An information modelling environment refers to an integrated system of platforms that can generate, exchange, maintain, synchronize, and manage the comprehensive matrix of parametric object data across them. Environments that foster inter-operability among platforms make the exchange and use of information between platforms more intuitive, simple, and quick. The designer should assess the value of implementing an information modelling environment and make recommendations to the owner accordingly. A recommendation for implementing one should be in the context of the magnitude and complexity of the owner's requirements and the owners experience with information modelling tools, platforms, and environments.

3. Develop a preliminary information model for project inception:

Consider how a playwright or screen-play writer may create content such as "storyboards" to give investors or producers an initial sense of how their script or screenplay might look and play-out in an actual production like a play, movie, game, or show. This is an analogous concept to a preliminary built environment information model that can give owners and constructors an initial sense of how their built environment project might play out through delivery or operation.

A key characteristic of an information model is that it is adds value to 3D virtual models via additional layers of information. This may include materials information, relationships to other objects or models, or specific instructions for building or maintenance. The added value of this extra information permits a variety of advanced analyses of the model. This may include structural resistance, cost and schedule estimations or projections, or energy consumption and water use performance.

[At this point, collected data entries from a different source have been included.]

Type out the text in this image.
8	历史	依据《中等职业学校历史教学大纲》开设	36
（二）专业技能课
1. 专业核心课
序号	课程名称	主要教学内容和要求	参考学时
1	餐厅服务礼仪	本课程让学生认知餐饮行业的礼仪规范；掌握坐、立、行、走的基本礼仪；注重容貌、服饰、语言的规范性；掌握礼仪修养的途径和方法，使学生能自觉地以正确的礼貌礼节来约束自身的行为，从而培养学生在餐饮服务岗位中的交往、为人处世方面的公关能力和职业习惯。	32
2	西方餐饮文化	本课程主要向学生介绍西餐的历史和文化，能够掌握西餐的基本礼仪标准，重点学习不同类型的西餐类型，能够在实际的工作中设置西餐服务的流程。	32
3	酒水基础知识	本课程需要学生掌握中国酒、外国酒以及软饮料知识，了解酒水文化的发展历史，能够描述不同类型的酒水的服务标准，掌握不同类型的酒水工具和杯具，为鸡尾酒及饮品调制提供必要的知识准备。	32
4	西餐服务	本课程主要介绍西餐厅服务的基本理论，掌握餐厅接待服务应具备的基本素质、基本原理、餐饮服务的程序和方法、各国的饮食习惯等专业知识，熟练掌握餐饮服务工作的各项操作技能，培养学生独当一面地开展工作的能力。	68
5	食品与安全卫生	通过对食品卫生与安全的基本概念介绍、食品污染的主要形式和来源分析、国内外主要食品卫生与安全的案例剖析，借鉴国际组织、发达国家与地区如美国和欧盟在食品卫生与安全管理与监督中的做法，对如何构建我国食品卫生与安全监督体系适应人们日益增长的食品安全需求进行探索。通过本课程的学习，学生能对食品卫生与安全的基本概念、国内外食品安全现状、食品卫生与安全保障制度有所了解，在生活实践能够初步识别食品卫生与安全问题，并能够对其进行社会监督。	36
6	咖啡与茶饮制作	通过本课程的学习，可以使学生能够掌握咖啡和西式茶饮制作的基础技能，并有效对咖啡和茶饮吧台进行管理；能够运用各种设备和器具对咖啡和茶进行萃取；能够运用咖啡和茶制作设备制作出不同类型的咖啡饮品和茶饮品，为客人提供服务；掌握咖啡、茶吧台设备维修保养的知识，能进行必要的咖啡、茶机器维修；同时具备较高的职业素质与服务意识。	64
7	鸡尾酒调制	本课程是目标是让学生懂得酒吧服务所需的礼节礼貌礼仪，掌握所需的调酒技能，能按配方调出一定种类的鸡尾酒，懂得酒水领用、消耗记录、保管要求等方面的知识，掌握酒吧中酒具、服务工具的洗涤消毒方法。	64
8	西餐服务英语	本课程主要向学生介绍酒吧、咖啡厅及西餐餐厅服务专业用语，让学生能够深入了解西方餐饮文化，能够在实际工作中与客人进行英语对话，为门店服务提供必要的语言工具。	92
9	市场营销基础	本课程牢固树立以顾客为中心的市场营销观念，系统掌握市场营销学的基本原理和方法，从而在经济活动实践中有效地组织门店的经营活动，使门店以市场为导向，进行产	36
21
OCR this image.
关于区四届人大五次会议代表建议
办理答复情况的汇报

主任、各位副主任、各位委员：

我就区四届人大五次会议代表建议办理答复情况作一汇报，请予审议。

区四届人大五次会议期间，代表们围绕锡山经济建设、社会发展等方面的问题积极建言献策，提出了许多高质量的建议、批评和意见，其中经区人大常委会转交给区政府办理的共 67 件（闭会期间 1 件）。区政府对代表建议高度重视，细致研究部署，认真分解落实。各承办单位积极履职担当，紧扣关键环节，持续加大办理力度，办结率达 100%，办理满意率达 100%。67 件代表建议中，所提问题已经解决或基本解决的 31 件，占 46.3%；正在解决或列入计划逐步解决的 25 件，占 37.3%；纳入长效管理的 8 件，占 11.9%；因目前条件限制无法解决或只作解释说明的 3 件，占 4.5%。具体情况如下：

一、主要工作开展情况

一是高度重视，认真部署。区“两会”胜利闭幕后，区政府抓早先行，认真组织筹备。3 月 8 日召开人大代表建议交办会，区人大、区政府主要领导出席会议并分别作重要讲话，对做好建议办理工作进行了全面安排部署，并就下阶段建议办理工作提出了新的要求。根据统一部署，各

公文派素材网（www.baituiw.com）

Another key characteristic of an information model is that it's parametric. More than just a representation of three dimensional geometry, it can capture, manage, and show relationships between the various parts, components, and subsystems that comprise alternative solutions to meet or exceed owner requirements. This requires that design team leadership make recommendations to the owner about the aspects of their requirements that will benefit most from parametric modelling and collaborative development by cross-functional teams of key designers, constructors, and even product suppliers essential to evolving and refining the model to meet owner requirements. Evolving and refining the design as a parametric model enables cross a functional team to discover and solve problems in a virtual environment. Solving problems in the virtual environment with the help of parametric modelling has less cost and schedule impacts on the delivery of a solution that meets owner requirements than finding and solving the same problems later during the actual physical construction effort.

Designers may use an open-source parametric modelling tool such as FreeCAD to develop a preliminary information model for project inception using the guidance on Building Information Modelling (BIM) using FreeCAD found in the online FreeCAD Manual. Designers may also use an open source BIM platform like BIMServer to support the dynamic collaboration process among the designer, owner, and constructor teams of evolving the model through design and project delivery.